How another man might have felt, in my place, I cannot, of course, say. To my mind, such a question—on her lips—was too shocking to be answered in words. I bowed.

“And the body is buried,” she went on, “in the prison?”

I could remain silent no longer. “Is there no human feeling left in you?” I burst out. “What do these horrid questions mean?”

“Don’t be angry with me, sir; you shall hear directly. I want to know first if I am to be buried in the prison?”

I replied as before, by a bow.

“Now,” she said, “I may tell you what I mean. In the autumn of last year I was taken to see some waxworks. Portraits of criminals were among them. There was one portrait—” She hesitated; her infernal self-possession failed her at last. The color left her face; she was no longer able to look at me firmly. “There was one portrait,” she resumed, “that had been taken after the execution. The face was so hideous; it was swollen to such a size in its frightful deformity—oh, sir, don’t let me be seen in that state, even by the strangers who bury me! Use your influence—forbid them to take the cap off my face when I am dead—order them to bury me in it, and I swear to you I’ll meet death tomorrow as coolly as the boldest man that ever mounted the scaffold!” Before I could stop her, she seized me by the hand, and wrung it with a furious power that left the mark of her grasp on me, in a bruise, for days afterward. “Will you do it?” she cried. “You’re an honorable man; you will keep your word. Give me your promise!”

I gave her my promise.

The relief to her tortured spirit expressed itself horribly in a burst of frantic laughter. “I can’t help it,” she gasped; “I’m so happy.”

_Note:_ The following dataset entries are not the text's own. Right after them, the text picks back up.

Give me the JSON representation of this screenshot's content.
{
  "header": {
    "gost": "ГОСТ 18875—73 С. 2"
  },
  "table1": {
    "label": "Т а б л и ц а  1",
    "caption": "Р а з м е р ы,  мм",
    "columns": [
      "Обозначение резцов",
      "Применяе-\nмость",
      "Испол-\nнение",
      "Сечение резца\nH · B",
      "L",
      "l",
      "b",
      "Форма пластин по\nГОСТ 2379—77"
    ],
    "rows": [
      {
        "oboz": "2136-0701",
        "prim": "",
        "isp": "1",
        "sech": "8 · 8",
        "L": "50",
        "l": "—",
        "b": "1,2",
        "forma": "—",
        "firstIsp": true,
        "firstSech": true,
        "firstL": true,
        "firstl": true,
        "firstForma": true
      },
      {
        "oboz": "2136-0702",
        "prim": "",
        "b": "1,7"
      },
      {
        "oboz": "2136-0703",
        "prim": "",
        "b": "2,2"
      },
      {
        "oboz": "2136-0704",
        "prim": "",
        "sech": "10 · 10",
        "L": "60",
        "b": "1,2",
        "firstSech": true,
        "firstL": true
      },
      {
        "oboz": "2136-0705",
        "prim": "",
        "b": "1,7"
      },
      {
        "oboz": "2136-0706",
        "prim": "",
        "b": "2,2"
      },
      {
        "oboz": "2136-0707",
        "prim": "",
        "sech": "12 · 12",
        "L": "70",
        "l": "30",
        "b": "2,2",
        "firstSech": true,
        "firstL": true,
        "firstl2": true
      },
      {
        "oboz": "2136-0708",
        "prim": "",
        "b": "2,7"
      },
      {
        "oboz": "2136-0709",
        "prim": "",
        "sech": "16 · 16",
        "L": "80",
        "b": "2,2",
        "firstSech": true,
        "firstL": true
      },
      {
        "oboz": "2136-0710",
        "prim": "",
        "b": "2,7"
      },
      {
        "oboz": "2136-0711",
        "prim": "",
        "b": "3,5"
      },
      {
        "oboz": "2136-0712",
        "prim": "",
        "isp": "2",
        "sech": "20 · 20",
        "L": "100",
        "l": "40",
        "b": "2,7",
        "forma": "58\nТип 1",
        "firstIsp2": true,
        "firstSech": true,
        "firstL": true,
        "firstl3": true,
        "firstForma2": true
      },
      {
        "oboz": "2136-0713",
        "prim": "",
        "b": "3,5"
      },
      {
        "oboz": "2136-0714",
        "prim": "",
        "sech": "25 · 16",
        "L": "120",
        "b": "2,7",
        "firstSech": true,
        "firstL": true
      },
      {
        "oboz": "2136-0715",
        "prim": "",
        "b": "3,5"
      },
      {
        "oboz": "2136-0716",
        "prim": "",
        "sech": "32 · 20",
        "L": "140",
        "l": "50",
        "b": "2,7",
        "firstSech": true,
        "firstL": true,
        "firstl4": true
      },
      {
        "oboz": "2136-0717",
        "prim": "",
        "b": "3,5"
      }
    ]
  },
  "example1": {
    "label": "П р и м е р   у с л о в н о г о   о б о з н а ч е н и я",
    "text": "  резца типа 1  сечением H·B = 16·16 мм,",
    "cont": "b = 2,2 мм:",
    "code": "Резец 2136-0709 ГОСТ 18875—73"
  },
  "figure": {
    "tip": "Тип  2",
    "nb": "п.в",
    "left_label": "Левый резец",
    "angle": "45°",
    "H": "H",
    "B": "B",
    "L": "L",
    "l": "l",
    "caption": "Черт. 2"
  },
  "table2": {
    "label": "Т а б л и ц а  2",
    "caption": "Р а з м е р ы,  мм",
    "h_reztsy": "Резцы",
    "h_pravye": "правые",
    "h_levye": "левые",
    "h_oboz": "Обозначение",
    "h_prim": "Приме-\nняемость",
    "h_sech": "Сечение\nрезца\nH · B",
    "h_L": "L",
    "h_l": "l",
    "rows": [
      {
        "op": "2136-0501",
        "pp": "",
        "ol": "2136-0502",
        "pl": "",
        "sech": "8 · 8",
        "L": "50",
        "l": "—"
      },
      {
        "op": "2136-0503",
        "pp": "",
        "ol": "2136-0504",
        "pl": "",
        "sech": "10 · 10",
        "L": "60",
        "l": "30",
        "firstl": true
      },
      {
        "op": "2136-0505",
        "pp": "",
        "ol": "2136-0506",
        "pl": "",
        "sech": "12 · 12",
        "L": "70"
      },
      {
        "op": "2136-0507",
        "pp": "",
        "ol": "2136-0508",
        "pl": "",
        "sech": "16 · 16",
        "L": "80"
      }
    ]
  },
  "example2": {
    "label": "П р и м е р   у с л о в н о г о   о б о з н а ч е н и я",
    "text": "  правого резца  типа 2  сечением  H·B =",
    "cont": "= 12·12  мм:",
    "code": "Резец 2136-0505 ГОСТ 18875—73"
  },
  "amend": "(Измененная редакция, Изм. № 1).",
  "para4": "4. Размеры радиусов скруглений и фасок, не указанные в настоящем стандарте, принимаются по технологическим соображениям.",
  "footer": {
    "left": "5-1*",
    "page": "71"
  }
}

My enemies said of me, when I got my appointment, that I was too excitable a man to be governor of a prison. Perhaps they were not altogether wrong. Anyhow, the quick-witted Doctor saw some change in me, which I was not aware of myself. He took my arm and led me out of the cell. “Leave her to me,” he whispered. “The fine edge of my nerves was worn off long ago in the hospital.”

When we met again, I asked what had passed between the Prisoner and himself.